'No idea what he’s talking about': Trump’s latest tax plans slammed as 'desperate ploys'

'No idea what he’s talking about': Trump’s latest tax plans slammed as 'desperate ploys'
Trump MAGA Rally Screengrab, Fox News
Economy

With voters heading to the polls in less than 50 days, one columnist is arguing that former President Donald Trump is now resorting to throwing policy ideas at the wall and seeing what sticks.

In his latest op-ed, MSNBC producer Steve Benen wrote that Trump's latest tax policy proposals amount to little more than "desperate grunts" in his effort to halt Vice President Kamala Harris' surging momentum. He compared the ex-president's 2024 policy pitches to his unsuccessful efforts to sway the 2018 midterms in Republicans' favor by making vague promises to cut taxes — which caught GOP lawmakers unaware of any such plans off guard at the time.

"[T]he then-president seemed to be working from the assumption that voters would hear the words 'tax cuts,' swoon reflexively and immediately reward GOP candidates with support," Benen wrote. "If that meant touting a plan that existed only in Trump’s imagination and lying brazenly to the nation, so be it."

READ MORE: Trump's newest policy proposal would be 'huge tax increase' for the middle class: analysis

Since Harris emerged as the Democrats' surprise presidential nominee, Trump has promised to introduce numerous changes to the tax code beneficial for everyday Americans. This includes eliminating taxes on tips, cutting taxes on overtime pay and eliminating the cap on the state and local tax deduction (also known as SALT).

However, the elimination of taxes on tips would almost certainly be offset by higher prices resulting from Trump's proposed new tariffs on imported goods. Meanwhile, Project 2025 would effectively do away with overtime pay by allowing employers to structure hours in a way that deprives people working overtime of overtime pay. And eliminating the SALT cap would undermine his own previous tax cut bill.

The exact specifics of these proposals and their implementation have not yet been made public. And Benen noted that "Trump never elaborates or gets specific about policy details because he has no idea what he’s talking about and has spent his brief electoral career championing post-policy politics."

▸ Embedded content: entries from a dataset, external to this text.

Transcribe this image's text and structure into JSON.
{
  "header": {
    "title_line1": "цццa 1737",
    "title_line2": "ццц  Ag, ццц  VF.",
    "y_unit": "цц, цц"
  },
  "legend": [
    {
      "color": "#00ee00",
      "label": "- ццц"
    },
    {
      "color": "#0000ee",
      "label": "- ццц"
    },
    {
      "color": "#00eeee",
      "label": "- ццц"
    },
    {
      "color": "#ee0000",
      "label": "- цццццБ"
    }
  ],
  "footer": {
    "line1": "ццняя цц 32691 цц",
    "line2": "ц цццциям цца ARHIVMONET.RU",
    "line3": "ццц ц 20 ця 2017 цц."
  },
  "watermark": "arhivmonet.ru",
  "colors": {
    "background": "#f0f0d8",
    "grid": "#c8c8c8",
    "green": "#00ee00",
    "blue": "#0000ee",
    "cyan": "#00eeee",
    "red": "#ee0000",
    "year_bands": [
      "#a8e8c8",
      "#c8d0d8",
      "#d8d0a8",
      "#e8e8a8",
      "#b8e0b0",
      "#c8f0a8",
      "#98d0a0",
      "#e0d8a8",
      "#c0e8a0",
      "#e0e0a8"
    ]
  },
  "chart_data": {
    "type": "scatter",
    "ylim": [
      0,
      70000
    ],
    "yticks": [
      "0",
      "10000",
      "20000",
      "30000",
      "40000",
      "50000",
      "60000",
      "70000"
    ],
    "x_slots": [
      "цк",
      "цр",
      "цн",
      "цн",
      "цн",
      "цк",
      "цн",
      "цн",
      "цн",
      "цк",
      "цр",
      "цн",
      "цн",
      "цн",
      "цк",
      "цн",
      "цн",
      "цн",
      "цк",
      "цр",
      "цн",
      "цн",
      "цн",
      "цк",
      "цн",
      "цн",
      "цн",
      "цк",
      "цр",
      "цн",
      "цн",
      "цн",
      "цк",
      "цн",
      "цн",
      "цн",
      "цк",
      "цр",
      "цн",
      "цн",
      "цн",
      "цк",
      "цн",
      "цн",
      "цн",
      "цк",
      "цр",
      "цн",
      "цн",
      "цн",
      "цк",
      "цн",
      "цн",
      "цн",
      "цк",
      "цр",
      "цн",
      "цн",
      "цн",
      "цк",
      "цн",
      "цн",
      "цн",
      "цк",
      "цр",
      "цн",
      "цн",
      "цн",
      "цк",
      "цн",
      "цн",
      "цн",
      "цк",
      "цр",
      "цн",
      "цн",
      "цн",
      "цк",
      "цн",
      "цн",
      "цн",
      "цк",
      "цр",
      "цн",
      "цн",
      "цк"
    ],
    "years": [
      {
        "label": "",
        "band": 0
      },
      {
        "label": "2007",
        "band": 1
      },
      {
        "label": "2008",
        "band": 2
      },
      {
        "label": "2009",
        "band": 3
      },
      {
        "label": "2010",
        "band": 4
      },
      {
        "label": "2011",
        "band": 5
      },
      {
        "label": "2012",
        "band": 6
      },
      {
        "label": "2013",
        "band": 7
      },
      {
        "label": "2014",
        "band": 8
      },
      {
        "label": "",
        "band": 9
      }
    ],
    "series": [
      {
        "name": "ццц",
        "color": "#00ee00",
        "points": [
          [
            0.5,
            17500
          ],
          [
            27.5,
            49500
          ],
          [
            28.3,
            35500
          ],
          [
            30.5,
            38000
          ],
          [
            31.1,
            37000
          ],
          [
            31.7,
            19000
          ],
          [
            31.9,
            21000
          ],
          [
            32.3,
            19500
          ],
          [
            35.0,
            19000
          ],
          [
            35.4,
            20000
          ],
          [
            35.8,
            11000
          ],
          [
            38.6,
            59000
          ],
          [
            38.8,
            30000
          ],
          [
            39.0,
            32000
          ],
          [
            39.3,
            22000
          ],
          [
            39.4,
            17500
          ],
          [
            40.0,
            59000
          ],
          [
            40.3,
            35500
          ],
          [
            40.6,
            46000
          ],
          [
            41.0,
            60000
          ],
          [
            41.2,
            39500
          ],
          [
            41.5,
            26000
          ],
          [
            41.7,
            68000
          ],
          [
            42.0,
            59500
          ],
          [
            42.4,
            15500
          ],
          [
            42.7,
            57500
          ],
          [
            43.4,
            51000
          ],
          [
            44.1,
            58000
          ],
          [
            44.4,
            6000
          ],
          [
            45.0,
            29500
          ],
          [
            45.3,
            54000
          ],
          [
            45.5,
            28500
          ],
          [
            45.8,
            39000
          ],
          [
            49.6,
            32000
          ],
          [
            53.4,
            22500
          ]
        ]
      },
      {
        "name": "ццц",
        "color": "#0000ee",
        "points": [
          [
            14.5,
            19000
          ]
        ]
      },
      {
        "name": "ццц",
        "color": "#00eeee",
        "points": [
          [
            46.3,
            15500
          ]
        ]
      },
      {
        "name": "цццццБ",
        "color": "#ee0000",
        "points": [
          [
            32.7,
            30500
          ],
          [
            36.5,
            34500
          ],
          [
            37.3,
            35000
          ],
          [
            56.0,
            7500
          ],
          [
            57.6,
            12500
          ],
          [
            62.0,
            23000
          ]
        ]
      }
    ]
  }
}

"How would these policies work? Trump doesn’t know. How much would these tax policies cost? Trump doesn’t know. Who’d benefit from the measures? Trump doesn’t know. Why didn’t he pursue any of this during his four-year term in the White House? Trump doesn’t know," he wrote. "The former president doesn’t have answers to any of these questions because — and this is the important part — they’re not actual tax policies."

READ MORE: '$1800 tax increase': Why Trump's new proposal will hit tipped workers especially hard

"The Republican nominee is just throwing random tax-cut ideas at a wall, hoping they’ll make him more popular," he continued. "What voters are witnessing are the desperate ploys of a candidate who (a) has no strategy to repair his campaign; (b) assumes voters will hear the phrase “tax cut” and respond in some kind of Pavlovian way; and (c) can’t even pretend to know or care about governing."

In addition to the aforementioned proposals, the former president is seeking to extend his 2017 tax cut bill — which primarily benefited the richest Americans — in 2025. The Congressional Budget Office estimated this would cost more than $4 trillion in lost revenue over the course of a decade. His proposals to cut taxes on overtime pay and on Social Security benefits would also hit the U.S. Treasury by hundreds of billions of dollars more.

If all of those policy proposals came to pass, it would result in either catastrophic budget cuts to public services, or to a massive ballooning of the federal deficit. Benen wryly observed: "Trump is simultaneously assuring voters that he’ll be able to shrink the budget deficit because, sure, why not."